Final Project Proposal

Task

Project Task

My immediate task is to work with old newspaper data from “Chronicling America” available via the Library Of Congress. I intend to create a process to acquire, process and appropriately format the data for further analysis. In then intend to build/train and use a model to identify newspaper pages that contain specific content of interest (old stock & futures quotes) via several methods (“bag of words”, “SVM” etc.). As a rough estimate, the data set contains > 10M pages; the data I’m interested in is likely confined to < 1% of them.

Big Task

My eventual goal is to extract futures quotes from old (pre-1930s) newspaper data - but I feel that this task may go well beyond the scope of this course. There is an abundance of free/public-domain newspaper available from various sources.

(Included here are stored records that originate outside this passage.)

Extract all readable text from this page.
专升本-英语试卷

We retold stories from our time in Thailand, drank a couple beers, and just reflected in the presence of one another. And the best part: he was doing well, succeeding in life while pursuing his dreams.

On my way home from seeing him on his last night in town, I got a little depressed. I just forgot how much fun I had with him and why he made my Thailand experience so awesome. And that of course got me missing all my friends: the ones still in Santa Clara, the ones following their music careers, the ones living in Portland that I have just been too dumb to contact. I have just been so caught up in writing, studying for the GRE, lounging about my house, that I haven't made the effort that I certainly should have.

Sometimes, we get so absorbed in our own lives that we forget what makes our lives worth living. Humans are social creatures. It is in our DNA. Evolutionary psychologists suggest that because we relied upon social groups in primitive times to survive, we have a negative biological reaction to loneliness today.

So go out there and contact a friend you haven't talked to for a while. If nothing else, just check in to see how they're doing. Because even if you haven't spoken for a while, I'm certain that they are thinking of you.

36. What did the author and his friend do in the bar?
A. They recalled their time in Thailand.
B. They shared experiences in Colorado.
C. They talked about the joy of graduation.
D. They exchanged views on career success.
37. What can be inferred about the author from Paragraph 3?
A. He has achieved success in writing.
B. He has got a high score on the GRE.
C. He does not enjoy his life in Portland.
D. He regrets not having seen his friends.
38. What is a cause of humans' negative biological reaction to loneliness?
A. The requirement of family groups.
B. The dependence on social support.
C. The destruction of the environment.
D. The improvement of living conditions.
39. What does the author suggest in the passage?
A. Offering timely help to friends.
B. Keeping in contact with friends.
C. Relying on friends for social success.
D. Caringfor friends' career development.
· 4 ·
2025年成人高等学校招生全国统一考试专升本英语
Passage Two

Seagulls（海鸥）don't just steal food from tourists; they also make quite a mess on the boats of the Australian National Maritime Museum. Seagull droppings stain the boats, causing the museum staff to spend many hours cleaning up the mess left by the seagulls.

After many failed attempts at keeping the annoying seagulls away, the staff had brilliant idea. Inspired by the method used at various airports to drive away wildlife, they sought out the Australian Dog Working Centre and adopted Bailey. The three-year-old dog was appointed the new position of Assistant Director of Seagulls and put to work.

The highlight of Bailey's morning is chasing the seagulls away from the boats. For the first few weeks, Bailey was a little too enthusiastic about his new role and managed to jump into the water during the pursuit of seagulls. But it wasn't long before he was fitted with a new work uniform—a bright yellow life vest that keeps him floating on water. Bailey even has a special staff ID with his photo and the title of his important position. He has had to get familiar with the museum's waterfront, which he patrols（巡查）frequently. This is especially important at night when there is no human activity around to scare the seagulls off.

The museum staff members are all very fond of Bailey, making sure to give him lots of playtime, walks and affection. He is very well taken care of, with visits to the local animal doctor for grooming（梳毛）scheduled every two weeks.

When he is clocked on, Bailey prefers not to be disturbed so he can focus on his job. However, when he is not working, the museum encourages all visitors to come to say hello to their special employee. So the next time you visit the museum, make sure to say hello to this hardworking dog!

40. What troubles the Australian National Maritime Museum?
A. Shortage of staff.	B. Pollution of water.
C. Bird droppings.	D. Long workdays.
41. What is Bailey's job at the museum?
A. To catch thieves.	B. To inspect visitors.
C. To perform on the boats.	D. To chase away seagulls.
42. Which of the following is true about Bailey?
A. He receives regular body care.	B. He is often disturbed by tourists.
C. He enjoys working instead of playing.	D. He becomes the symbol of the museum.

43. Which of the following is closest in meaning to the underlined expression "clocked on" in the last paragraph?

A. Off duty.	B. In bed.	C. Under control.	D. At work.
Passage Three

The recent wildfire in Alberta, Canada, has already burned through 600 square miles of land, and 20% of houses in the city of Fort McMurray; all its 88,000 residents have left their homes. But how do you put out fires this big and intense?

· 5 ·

I think that may be too big a task for this project (quick inspection suggests that the OCR data is poor in some places!). If feasible, and depending on my progress, I may try to work beyond the project tasj definition.

Motivation

My motivation is three-fold:

  • I’m interested in financial market history, particularly old, obscure data sets. The data set proposed here is rich and provides ample opportunities for cross-validation and error checking (i.e. multiple papers should report the same data-points every day… we’ll see…)
  • I’m interested in learning more about text processing. I found project four extremely interesting and I’d like to build on the momentum that I feel I have right now.
  • I think that there are a lot more interesting things that could be done with the proposed data set in the future and as such, my intention is to become more familiar with it.

Data

I intend to use data from The Library of Congress Chronicling America project. Specifically, I’m going to use the API to collect bulk samples. They have hi-res images, OCR and XML data available. I’ll use the OCR for certain, possibly the XML, and in a cursory way, the images.

Methods

  1. Write code to grab data from the API

  2. Manually tag a sample of .txt documents (a few 100 maybe) as “containing” or “not containing” the data of interest. This will facilitate the supervised learning approach which will be my primary plan of attack. I will, however, likely look into unsupervised methods as part of the process as well.

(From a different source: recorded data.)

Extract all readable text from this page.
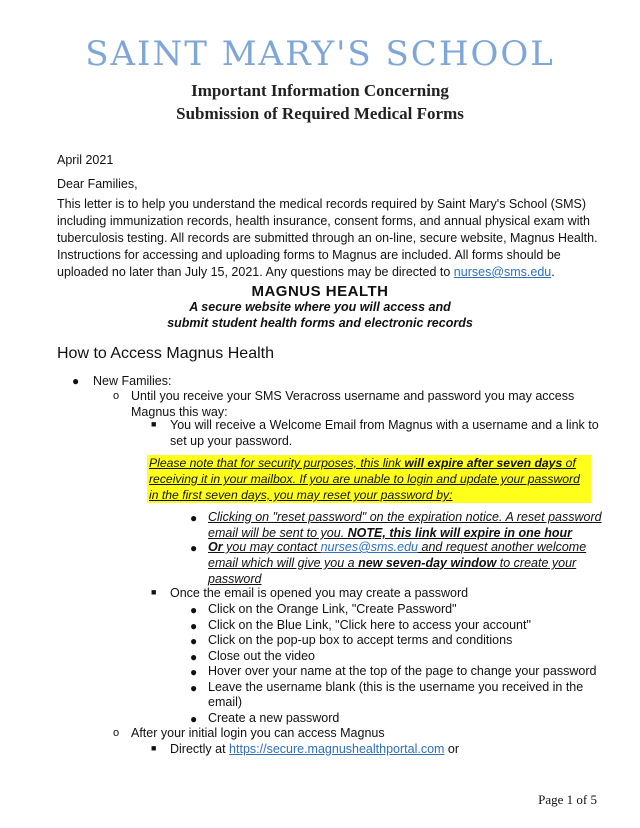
SAINT MARY'S SCHOOL
Important Information Concerning
Submission of Required Medical Forms
April 2021
Dear Families,
This letter is to help you understand the medical records required by Saint Mary's School (SMS)
including immunization records, health insurance, consent forms, and annual physical exam with
tuberculosis testing. All records are submitted through an on-line, secure website, Magnus Health.
Instructions for accessing and uploading forms to Magnus are included. All forms should be
uploaded no later than July 15, 2021. Any questions may be directed to nurses@sms.edu.
MAGNUS HEALTH
A secure website where you will access and
submit student health forms and electronic records
How to Access Magnus Health
● New Families:
o Until you receive your SMS Veracross username and password you may access
Magnus this way:
■ You will receive a Welcome Email from Magnus with a username and a link to
set up your password.
Please note that for security purposes, this link will expire after seven days of
receiving it in your mailbox. If you are unable to login and update your password
in the first seven days, you may reset your password by:
● Clicking on "reset password" on the expiration notice. A reset password
email will be sent to you. NOTE, this link will expire in one hour
● Or you may contact nurses@sms.edu and request another welcome
email which will give you a new seven-day window to create your
password
■ Once the email is opened you may create a password
● Click on the Orange Link, "Create Password"
● Click on the Blue Link, "Click here to access your account"
● Click on the pop-up box to accept terms and conditions
● Close out the video
● Hover over your name at the top of the page to change your password
● Leave the username blank (this is the username you received in the
email)
● Create a new password
o After your initial login you can access Magnus
■ Directly at https://secure.magnushealthportal.com or
Page 1 of 5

  3. Train and tune a model to detect pages of interest. I suspect that this is where much of the work wil lie as the OCR data is messy. As an example here’s an image from the 1861 New York Herald and here is the corresponding text file. The ORC process really seems to struggle with the 150 year old printing press output!

  4. Use the model to identify which papers I can ignore entirely (not all of them have financial data)

  5. For the relevant papers (i.e. those not ignored), try to identify which page(s) contain the relevant info such that I have at least 1 observation per business day.

  6. Download images for all pages identified and visually confirm that I got what I wanted.